Грузный черноволосый человек в немного помятом сером пиджаке чувствовал себя неуверенно. Ерзал, морщился, перебирал в пальцах разложенные по столу письменные приборы. Его добрые, с какой-то овечьей кротость глаза близоруко щурились за толстыми линзами очков. Сидевший напротив седобородый мужчина в странной одежде был, наоборот, абсолютно спокоен. Его не смущала ни доисторическая ветхость халата, ни сам халат, каких не носили уж неизвестно с каких незапамятных времён, ни рыжая, без тени блеска, ржавчина на массивных, небрежно брошенных на стол ключах.

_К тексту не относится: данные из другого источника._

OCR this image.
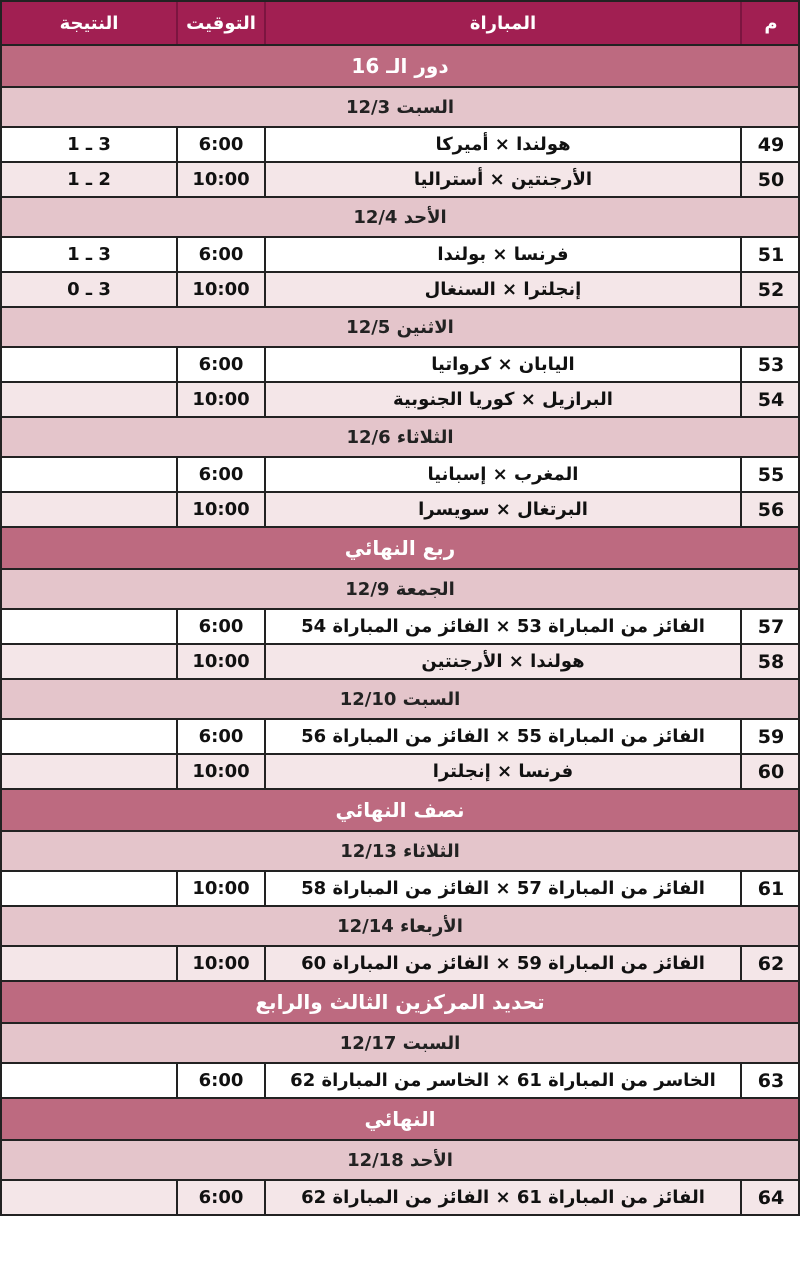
م
المباراة
التوقيت
النتيجة
دور الـ 16
السبت 12/3
49
هولندا × أميركا
6:00
3 ـ 1
50
الأرجنتين × أستراليا
10:00
2 ـ 1
الأحد 12/4
51
فرنسا × بولندا
6:00
3 ـ 1
52
إنجلترا × السنغال
10:00
3 ـ 0
الاثنين 12/5
53
اليابان × كرواتيا
6:00
54
البرازيل × كوريا الجنوبية
10:00
الثلاثاء 12/6
55
المغرب × إسبانيا
6:00
56
البرتغال × سويسرا
10:00
ربع النهائي
الجمعة 12/9
57
الفائز من المباراة 53 × الفائز من المباراة 54
6:00
58
هولندا × الأرجنتين
10:00
السبت 12/10
59
الفائز من المباراة 55 × الفائز من المباراة 56
6:00
60
فرنسا × إنجلترا
10:00
نصف النهائي
الثلاثاء 12/13
61
الفائز من المباراة 57 × الفائز من المباراة 58
10:00
الأربعاء 12/14
62
الفائز من المباراة 59 × الفائز من المباراة 60
10:00
تحديد المركزين الثالث والرابع
السبت 12/17
63
الخاسر من المباراة 61 × الخاسر من المباراة 62
6:00
النهائي
الأحد 12/18
64
الفائز من المباراة 61 × الفائز من المباراة 62
6:00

– Так, – вздохнул он, поднимая глаза от тонкой, словно из рюкзака первоклассника, тетрадки, – и что же вы хотите мне рассказать?

Чернявый сглотнул. • Простите меня, отец… – он замялся, припоминая.

– Петр, – подсказал седой.

Тот кивнул. • Простите меня, – повторил он заискивающе, – ежели я словом ли, делом ли…

– Не теряйте времени, – перебил его Петр, – с этим понятно.

Грузный человек засопел. Его трясло.

– Не по лжи! – вдруг фальцетом закричал он, – не по лжи жить старался, но токмо по справедливости! Не убивал, не крал, не насильничал. Жены ближнего своего не желал.

Тут он слегка покраснел и вновь остановился, словно забыв какую-то формулу.

– Ясно, ясно, – заметил меж тем седобородый, и, постучав ногтем по обложке тетрадки, добавил:

– Это у нас записано.

Его собеседник, сильно ободренный, начал потихоньку успокаиваться.

– Видите ли, отче, – продолжил он доверительно, – я всегда старался жить так, чтобы никому не причинять зла. В шестнадцать лет стал веганом, в двадцать нанялся смотрителем приюта для бездомных, потом, значит…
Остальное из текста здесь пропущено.